実際、IFRSは「全世界で通用する汎用的な基準」として作られているため、アメリカの企業を表現するには不十分な面もあります。そうした背景から、アメリカは基本的に自国の会計基準を使っていますが、希望すればIFRSを使ってもいいという柔軟なスタンスも取っているようです。
日本もアメリカと同様の立場です。特に日本は商慣行などに特殊な点があり、それらを踏まえた日本独自の会計基準を使ったほうが、日本企業の実態をより適切に表現できると考えられています。ただし、海外で資金調達を行う場合、たとえばヨーロッパで資金を集めるような企業に対してはIFRSを、アメリカで資金調達をするならアメリカ基準を使用した方が合理的だと考えられ、実際にそれは認められています。
KA:日本企業は柔軟に基準を変えているのですね。
西海氏:結局のところ、これらはヨーロッパとアメリカの経済力に左右される部分も大きいです。ヨーロッパ経済が活況になれば、IFRSの使用を求める圧力が高まりますし、アメリカ経済が優勢になれば、IFRSのプレゼンスが低下するという現象が繰り返されています。
それでも、日本企業の中でもIFRSを採用する企業は増えていますし、アメリカの企業でも採用例は出てきています。今後の展望としては、会計基準が完全にIFRSに統一されるとは思いませんが、財務諸表の作成においては、IFRSを参考にしたり、その考え方を取り入れたりする流れが進んでいくのではないかと考えています。
実用的な視点から学びを深める方法がおすすめ
KA:最後に、財務諸表を勉強しようという方に対して、何かアドバイスをお願いできますか?
西海氏:まず、財務諸表に興味を持つきっかけとして多いのは、簿記の資格を取りたいという理由と、株式投資をやってみたいので企業情報を読めるようになりたいという理由、この2つのパターンが主だと思います。

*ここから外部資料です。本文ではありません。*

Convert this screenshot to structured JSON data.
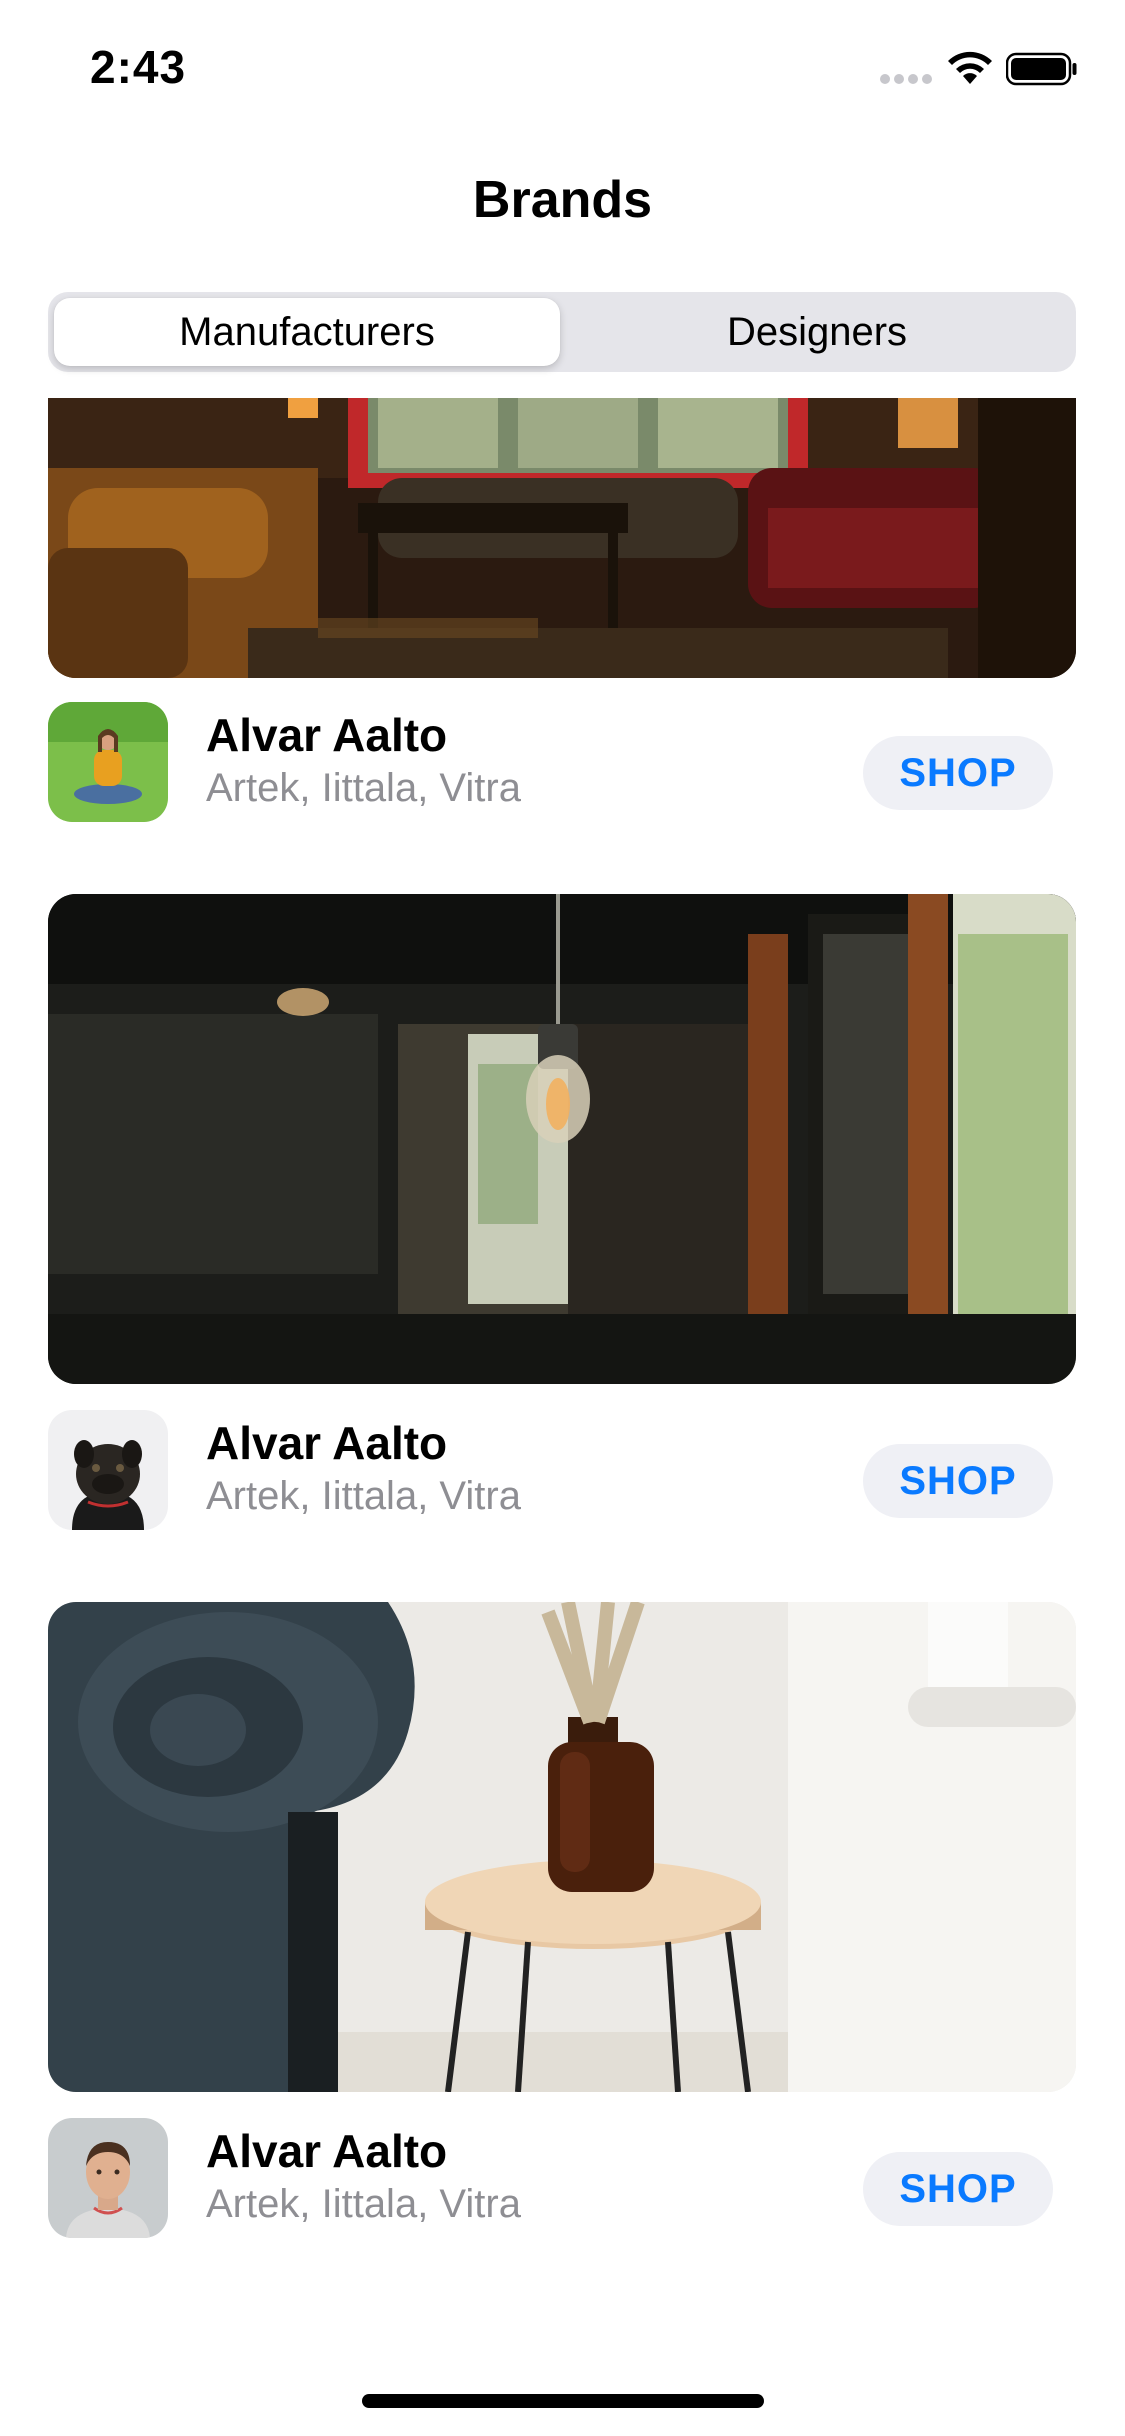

簿記の資格を目指す方は、資格試験向けのテキストが出版されていますので、それに従って勉強するのが一番効率的だと思います。きちんと体系立てて書かれていますし、その通りに進めれば合格に近づけるはずです。
一方、株式投資に興味があって財務諸表を学びたいという方は、財務諸表の基本構造を知って、その上でいくつかある財務指標の見方を身につけることが大切です。財務諸表の中に出てくる指標が何を意味しているのか、それを理解しながら読み取る練習をしていくと良いと思います。財務諸表の基本的な構造を理解するには、初学者は簿記3級の内容を学ぶことが良いと思います。もし財務諸表の知識が全くない初学者は、財務諸表の基本的な構造を理解するために、遠回りになる気がするかもですが、簿記3級の内容から学ぶのが良いと思います。
財務諸表を学ぶ際、会計学の教科書などを読むと、非常に細かいことまで書かれていて、全部覚えなければいけないような気がして、嫌になってしまうかもしれません。でも、実際には枝葉の話が多かったりもします。それに、先ほどお話ししたように、IFRSのように会計基準自体も経済の変化に合わせて変わっていきます。ですので、今覚えたことが数年後には使えなくなっている、ということも十分にあり得ます。
だからこそ、まずは「財務諸表が何を示しているのか」という基本をしっかり押さえることが重要です。そのためには簿記3級程度の知識をまず得て、そのうえで、実際の財務指標を見ながら「そこから何がわかるのか」ということを、遊び感覚でもいいので楽しみながら考えていく。そういう学び方が、結果的に一番力になるのではないかと思います。